Curitiba - A rede de farmácias Drogamed amanheceu ontem com todas as lojas fechadas em Curitiba. Os funcionários foram informados do encerramento das atividades em uma reunião que aconteceu na noite da última quarta-feira, na central de distribuição da rede na Capital. Com isso, cerca de 600 trabalhadores estão desempregados. O grupo orientou os funcionários para aguardarem o aviso para o acerto de contas em casa e a liberação do Fundo de Garantia por Tempo de Serviço (FGTS).

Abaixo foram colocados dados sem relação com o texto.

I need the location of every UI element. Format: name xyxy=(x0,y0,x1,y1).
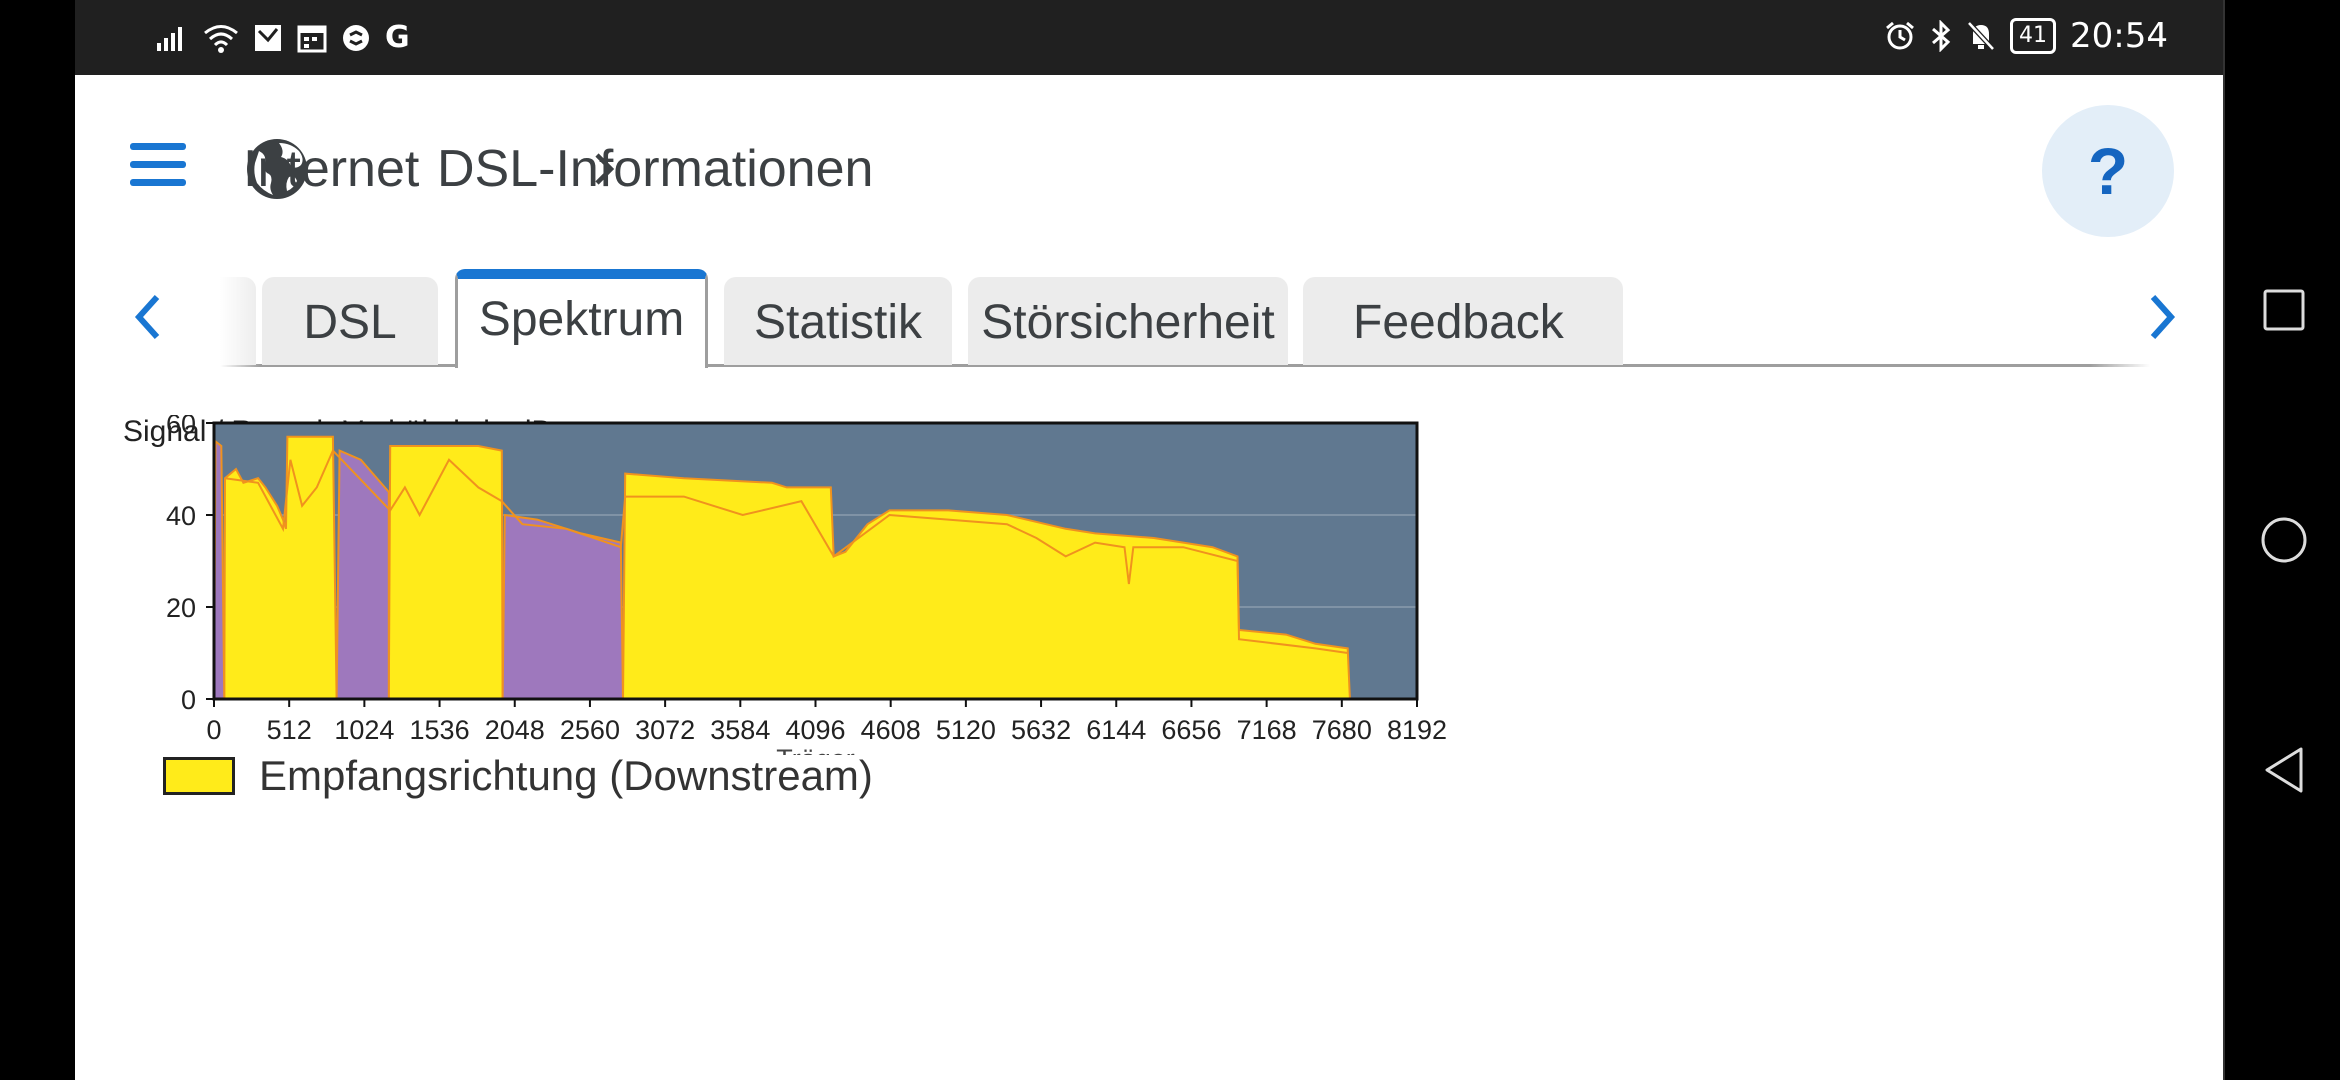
tab-strip: t DSL Spektrum Statistik Störsicherheit … xyxy=(220,265,2150,375)
bluetooth-icon xyxy=(1932,20,1951,52)
legend-swatch xyxy=(163,757,235,795)
app-header: Internet DSL-Informationen ? xyxy=(75,75,2223,250)
home-icon[interactable] xyxy=(2259,515,2309,565)
tab-stoersicherheit[interactable]: Störsicherheit xyxy=(968,277,1288,365)
navigation-bar xyxy=(2223,0,2340,1080)
x-tick-label: 3584 xyxy=(710,715,770,745)
sync-icon xyxy=(343,25,369,51)
menu-icon[interactable] xyxy=(130,143,186,189)
x-tick-label: 512 xyxy=(267,715,312,745)
screen-edge xyxy=(0,0,75,1080)
series-area-1-1 xyxy=(335,449,390,700)
y-tick-label: 40 xyxy=(166,501,196,531)
tab-bar: t DSL Spektrum Statistik Störsicherheit … xyxy=(75,265,2223,375)
tab-dsl[interactable]: DSL xyxy=(262,277,438,365)
tab-fade-right xyxy=(2090,265,2150,375)
x-tick-label: 8192 xyxy=(1387,715,1447,745)
status-bar: G 41 20:54 xyxy=(75,0,2223,75)
y-tick-label: 0 xyxy=(181,685,196,715)
tab-fade-left xyxy=(220,265,260,375)
tab-baseline xyxy=(220,364,2150,367)
x-axis-label: Träger xyxy=(776,744,855,755)
chart-legend: Empfangsrichtung (Downstream) xyxy=(163,751,873,801)
series-area-0-1 xyxy=(387,445,504,700)
x-tick-label: 4096 xyxy=(785,715,845,745)
globe-icon xyxy=(247,139,307,199)
legend-item: Empfangsrichtung (Downstream) xyxy=(163,751,873,801)
series-area-0-0 xyxy=(223,435,338,700)
google-icon: G xyxy=(385,20,410,55)
calendar-icon xyxy=(297,25,327,53)
x-tick-label: 1536 xyxy=(410,715,470,745)
back-icon[interactable] xyxy=(2259,745,2309,795)
signal-icon xyxy=(157,27,182,51)
clock: 20:54 xyxy=(2070,16,2168,56)
chevron-right-icon xyxy=(595,153,615,185)
alarm-icon xyxy=(1886,21,1914,50)
x-tick-label: 1024 xyxy=(334,715,394,745)
chevron-right-tab-icon[interactable] xyxy=(2135,287,2185,347)
legend-label: Empfangsrichtung (Downstream) xyxy=(259,752,873,799)
chart-svg: 0 20 40 60 0 512 1024 1536 2048 2560 3072 3584 4096 4… xyxy=(166,415,1447,755)
wifi-icon xyxy=(204,25,238,53)
x-tick-label: 2560 xyxy=(560,715,620,745)
x-tick-label: 4608 xyxy=(861,715,921,745)
x-tick-label: 7680 xyxy=(1312,715,1372,745)
x-tick-label: 6656 xyxy=(1161,715,1221,745)
x-tick-label: 6144 xyxy=(1086,715,1146,745)
battery-indicator: 41 xyxy=(2010,18,2057,54)
snr-margin-line xyxy=(224,448,1348,654)
x-tick-label: 5632 xyxy=(1011,715,1071,745)
x-tick-label: 5120 xyxy=(936,715,996,745)
x-tick-label: 2048 xyxy=(485,715,545,745)
mute-icon xyxy=(1967,21,1995,51)
page-title: DSL-Informationen xyxy=(437,140,874,198)
app-content: Internet DSL-Informationen ? t DSL Spekt… xyxy=(75,75,2223,1080)
breadcrumb-root[interactable]: Internet xyxy=(243,140,420,198)
message-icon xyxy=(255,25,281,51)
x-tick-label: 0 xyxy=(206,715,221,745)
tab-spektrum[interactable]: Spektrum xyxy=(455,269,708,368)
recent-apps-icon[interactable] xyxy=(2259,285,2309,335)
x-tick-label: 7168 xyxy=(1237,715,1297,745)
x-tick-label: 3072 xyxy=(635,715,695,745)
y-tick-label: 20 xyxy=(166,593,196,623)
tab-statistik[interactable]: Statistik xyxy=(724,277,952,365)
help-button[interactable]: ? xyxy=(2042,105,2174,237)
series-area-0-2 xyxy=(621,472,1351,700)
snr-chart: Signal / Rausch-Verhältnis in dB 0204060… xyxy=(75,415,2223,1080)
chevron-left-icon[interactable] xyxy=(125,287,175,347)
y-tick-label: 60 xyxy=(166,415,196,439)
tab-feedback[interactable]: Feedback xyxy=(1303,277,1623,365)
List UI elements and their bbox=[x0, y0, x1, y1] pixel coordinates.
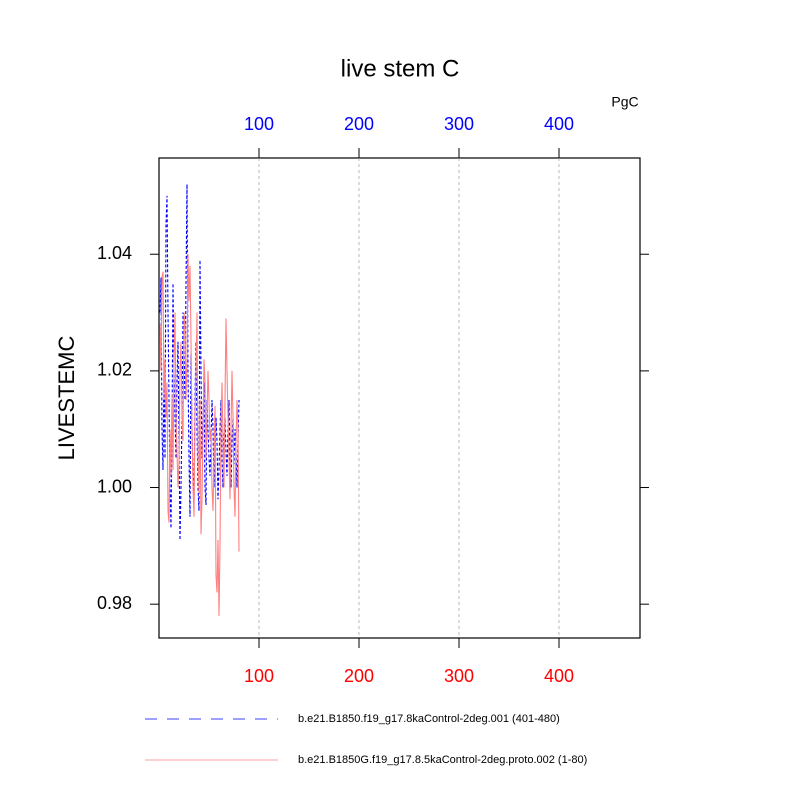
x2-tick-label: 200 bbox=[344, 114, 374, 134]
x2-tick-label: 400 bbox=[544, 114, 574, 134]
x-tick-label: 100 bbox=[244, 666, 274, 686]
x-tick-label: 300 bbox=[444, 666, 474, 686]
y-tick-label: 1.04 bbox=[97, 243, 132, 263]
plot-frame bbox=[158, 157, 641, 639]
y-axis-title: LIVESTEMC bbox=[54, 336, 79, 461]
x2-tick-label: 100 bbox=[244, 114, 274, 134]
x2-tick-label: 300 bbox=[444, 114, 474, 134]
legend-label: b.e21.B1850G.f19_g17.8.5kaControl-2deg.p… bbox=[298, 754, 587, 766]
x-tick-label: 200 bbox=[344, 666, 374, 686]
y-tick-label: 0.98 bbox=[97, 593, 132, 613]
chart-title: live stem C bbox=[341, 55, 460, 82]
series-line bbox=[159, 184, 240, 541]
legend-label: b.e21.B1850.f19_g17.8kaControl-2deg.001 … bbox=[298, 713, 560, 725]
y-tick-label: 1.02 bbox=[97, 360, 132, 380]
x-tick-label: 400 bbox=[544, 666, 574, 686]
y-tick-label: 1.00 bbox=[97, 476, 132, 496]
series-line bbox=[159, 254, 240, 616]
units-label: PgC bbox=[611, 94, 638, 110]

De acordo com depoimentos dos trabalhadores, o depósito do FGTS está atrasado há um ano. Segundo os funcionários, o fechamento deve durar 15 dias e a reabertura depende das negociações dos atuais proprietários com grupos interessados na compra da rede.
A Drogamed possui 76 lojas no Paraná. Uma delas, no bairro Água Verde, já tinha fechado as portas no último sábado, como a FOLHA adiantou com exclusividade.
O presidente do Sindicato do Comércio Varejista de Produtos Farmacêuticos do Paraná, Edenir Zandoná Junior, disse que, há cerca de oito meses, a Nissei e duas redes de São Paulo (Droga Raia e Onofre) tinham manifestado algum interesse informal de comprar a Drogamed. Segundo ele, hoje, não há nenhum grupo que esteja em negociação. ''É meio inviável comprar a rede de farmácias em função da dívida que ela tem'', disse. Hoje, a Drogamed tem uma dívida de cerca de R$ 25 milhões com 300 credores. Em Londrina, por exemplo, todas as farmácias da rede foram adquiridas pelo grupo Nissei.
Para Zandoná Junior, o que levou o grupo ao processo de recuperação judicial foi a má gestão e a guerra de preços no setor. De acordo com ele, a margem de lucro bruta no segmento é de 27%, mas as farmácias praticavam descontos superiores a este percentual.
O sindicalista lembrou o caso da rede Ultramed que fechou em 2006 em Curitiba e demitiu cerca de 350 funcionários. Outro grupo que está em processo de recuperação judicial na Capital é a Multifarma que tem um débito de R$ 5,3 milhões com cerca de 60 fornecedores. O presidente do Sindicato dos Empregados no Comércio de Curitiba, Ariosvaldo Rocha, disse que a Justiça nomeou uma pessoa para fazer a transição e afastou os sócios da empresa. O sindicato solicitou um processo investigatório no Ministério Público do Trabalho para poder receber informações sobre o que está acontecendo agora com a empresa.
''Amanhã (hoje) vamos ver juridicamente o que faremos em relação aos funcionários'', disse. Ele contou que o sindicato realizou uma reunião na última segunda-feira com 138 trabalhadores que informaram que a rede estava vendendo os produtos com preços baixos.
Rocha pretende tentar liberar imediatamente o FGTS dos trabalhadores e as guias do seguro-desemprego. Ele acredita que terão que ser discutidas na Justiça.
As lojas da bandeira Drogamed surgiram em 1979, mas a rede é de 1919, ano de abertura da primeira farmácia Minerva em Curitiba. Em 1997, as duas bandeiras se uniram sob o comando do empresário Carlos Bueno, hoje proprietário da Callfarma. Em 2000, a marca passou para o grupo chileno Farmacias Ahumada S/A (Fasa).